By NICK REISMAN
Gannett Albany Bureau
ALBANY -- Lawmakers in the state Senate Tuesday bickered over proposed rules changes that Democrats argued would diminish the powers of the lieutenant governor and create a new committee in order to award a breakaway Democratic legislator.
Republicans, meanwhile, contended the proposals were minor parliamentary adjustments and that Democrats were purposely misinterpreting the changes.
In the end, senators left Albany without agreeing to any changes.
If the episode accomplished anything, it highlighted the still simmering tension between Republican and Democratic senators that has only worsened since the start of the new year.
The dispute came a day after Senate lawmakers squabbled in session over seating in the Senate chamber and the amount legislators received in office allocations.
And earlier this month, four Democratic lawmakers disaffected with the leadership of Sen. John Sampson, D-Brooklyn, bolted from the conference to form an independent voting bloc.
Also Tuesday, Republicans named three of breakaway Democratic senators - David Carlucci of Clarkstown, Rockland County, Diane Savino of Staten Island and David Valesky of Syracuse - to committee chairmanships. Each post comes with a stipend of $12,500 on top of their base pay of $79,500 a year.
The rules would also have created the Senate Alcoholism and Substance Abuse Committee, with Sen. Jeff Klein, D-Bronx, leading the panel as chairman. Klein is the leader of the independent conference of Democrats.
Following a two-hour Senate Rules Committee meeting that featured an at times sarcastic, at times heated tit-for-tat between Republicans and Democrats, the proposed rules changes were defeated.
Republicans, who incorrectly believed they had enough votes to pass the rules out of the committee, found that Sen. John LaValle of Suffolk County had left Albany earlier in the day.
"I just didn't realize that a member wasn't present," said Sen. Thomas Libous, R-Binghamton, who was acting as the committee chairman during the meeting. "We had a member who was not here and that created a problem, it's that simple."
Senate Democrats, meanwhile, complained that some of the rules as proposed by the Republicans usurped the state constitution and complained that copies of the rules changes were made available just two hours before the Senate convened.
"Finding this two hours before flies in the face of the work that we did collectively," said Sen.
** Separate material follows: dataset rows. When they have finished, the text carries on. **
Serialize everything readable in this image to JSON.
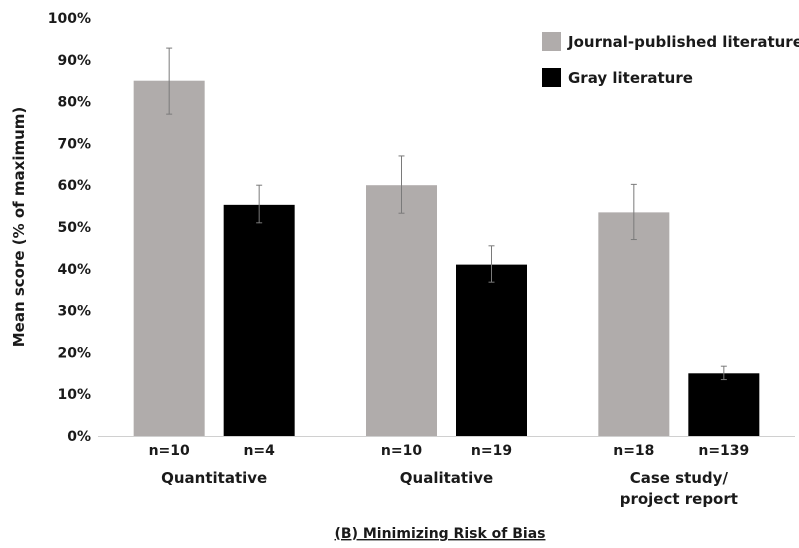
{
  "chart_data": {
    "type": "bar",
    "ylabel": "Mean score (% of maximum)",
    "xlabel": "",
    "ylim": [
      0,
      100
    ],
    "yticks": [
      "0%",
      "10%",
      "20%",
      "30%",
      "40%",
      "50%",
      "60%",
      "70%",
      "80%",
      "90%",
      "100%"
    ],
    "grid": false,
    "legend_position": "top-right",
    "categories": [
      "Quantitative",
      "Qualitative",
      "Case study/\nproject report"
    ],
    "series": [
      {
        "name": "Journal-published literature",
        "color": "#b0acab",
        "values": [
          85,
          60,
          53.5
        ],
        "err_low": [
          77,
          53.3,
          47
        ],
        "err_high": [
          92.8,
          67,
          60.2
        ],
        "n_labels": [
          "n=10",
          "n=10",
          "n=18"
        ]
      },
      {
        "name": "Gray literature",
        "color": "#000000",
        "values": [
          55.3,
          41,
          15
        ],
        "err_low": [
          51,
          36.8,
          13.5
        ],
        "err_high": [
          60,
          45.5,
          16.7
        ],
        "n_labels": [
          "n=4",
          "n=19",
          "n=139"
        ]
      }
    ],
    "caption": "(B) Minimizing Risk of Bias"
  }
}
Andrea Stewart-Cousins, D-Yonkers, during the meeting.
Libous, for his part, told Democrats during the meeting that the changes "were a work in progress."
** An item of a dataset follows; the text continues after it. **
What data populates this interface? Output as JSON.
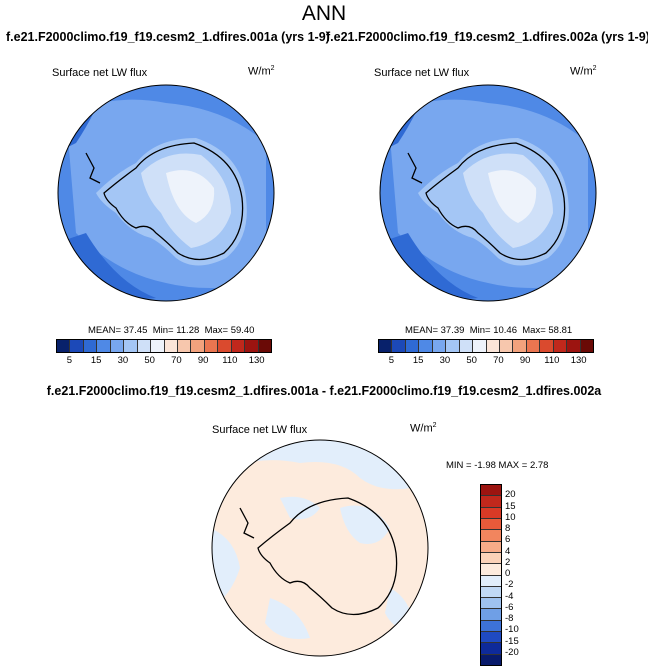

Republicans wanted to amend the rules of the legislative process in the Senate that would, among other things, disallow the lieutenant governor from casting a tie-breaking vote the Senate majority leader.
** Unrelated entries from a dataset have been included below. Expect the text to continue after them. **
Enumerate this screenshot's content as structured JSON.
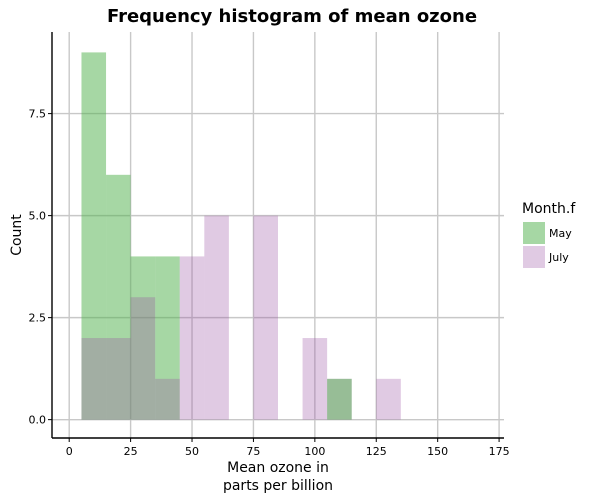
{
  "chart_data": {
    "type": "bar",
    "title": "Frequency histogram of mean ozone",
    "xlabel_lines": [
      "Mean ozone in",
      "parts per billion"
    ],
    "ylabel": "Count",
    "xlim": [
      -7,
      177
    ],
    "ylim": [
      -0.45,
      9.5
    ],
    "xticks": [
      0,
      25,
      50,
      75,
      100,
      125,
      150,
      175
    ],
    "yticks": [
      0,
      2.5,
      5.0,
      7.5
    ],
    "ytick_labels": [
      "0.0",
      "2.5",
      "5.0",
      "7.5"
    ],
    "grid": true,
    "legend_position": "right",
    "legend_title": "Month.f",
    "bin_width": 10,
    "series": [
      {
        "name": "May",
        "color": "#4daf4a",
        "opacity": 0.5,
        "bins": [
          {
            "x0": 5,
            "x1": 15,
            "count": 9
          },
          {
            "x0": 15,
            "x1": 25,
            "count": 6
          },
          {
            "x0": 25,
            "x1": 35,
            "count": 4
          },
          {
            "x0": 35,
            "x1": 45,
            "count": 4
          }
        ]
      },
      {
        "name": "July",
        "color": "#984ea3",
        "opacity": 0.3,
        "bins": [
          {
            "x0": 5,
            "x1": 15,
            "count": 2
          },
          {
            "x0": 15,
            "x1": 25,
            "count": 2
          },
          {
            "x0": 25,
            "x1": 35,
            "count": 3
          },
          {
            "x0": 35,
            "x1": 45,
            "count": 1
          },
          {
            "x0": 45,
            "x1": 55,
            "count": 4
          },
          {
            "x0": 55,
            "x1": 65,
            "count": 5
          },
          {
            "x0": 75,
            "x1": 85,
            "count": 5
          },
          {
            "x0": 95,
            "x1": 105,
            "count": 2
          },
          {
            "x0": 105,
            "x1": 115,
            "count": 1
          },
          {
            "x0": 125,
            "x1": 135,
            "count": 1
          }
        ]
      }
    ]
  },
  "legend_overlay_extra": [
    {
      "x0": 105,
      "x1": 115,
      "count": 1,
      "color": "#4daf4a",
      "opacity": 0.5
    }
  ]
}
The current lieutenant governor, Robert Duffy, is a Democrat.
Republicans hold a narrow, one-seat majority of 32-30 over Democrats after winning back control of the upper chamber in November.
"The lieutenant governor is not an elected member of the Senate," Libous said after the committee meeting. "We used language out of the constitution that basically states that. We believe it's good language."
Democrats also charged that the proposals did away with term limits for committee chairs, post-budget adoption hearings.
The Senate Rules Committee meeting, held late in the day, was punctuated with crosstalk and tart comments from senators.
Sen. Thomas Duane, D-Manhattan, asked if Libous could read a portion of the prior rules aloud. The request was denied.
Duane's line of questioning evolved to asking multiple times about when the proposed rules were given to Senate staff, prompting a rebuke from Sen. Stephen Saland, R-Poughkeepsie.
"You've asked it 26 ways and gotten 26 answers," Saland said.
Saland characterized the rules changes as "mundane."
"I don't think people sitting around their kitchen table will have grand, philosophical debates about what this all means," he said.
Sen. Ruth Hassell-Thompson, D-Mount Vernon, Westchester County, said Democrats and their constituents were "disenfranchised" by the proposal.
"We have offered to you substantive issues at this table," she said. "I think that it is not mundane to discuss something, even if it is ad nauseum."
Sen. Michael Nozzolio, R-Fayette, Seneca County, meanwhile, angrily defended the rules, saying they eliminated costly post-budget review meetings.
"It takes 20 minutes to read these rules changes. Frankly, Mr. Chairman, I think we've seen this become frankly a filibuster," he said. "I haven't heard one solid argument against these rules."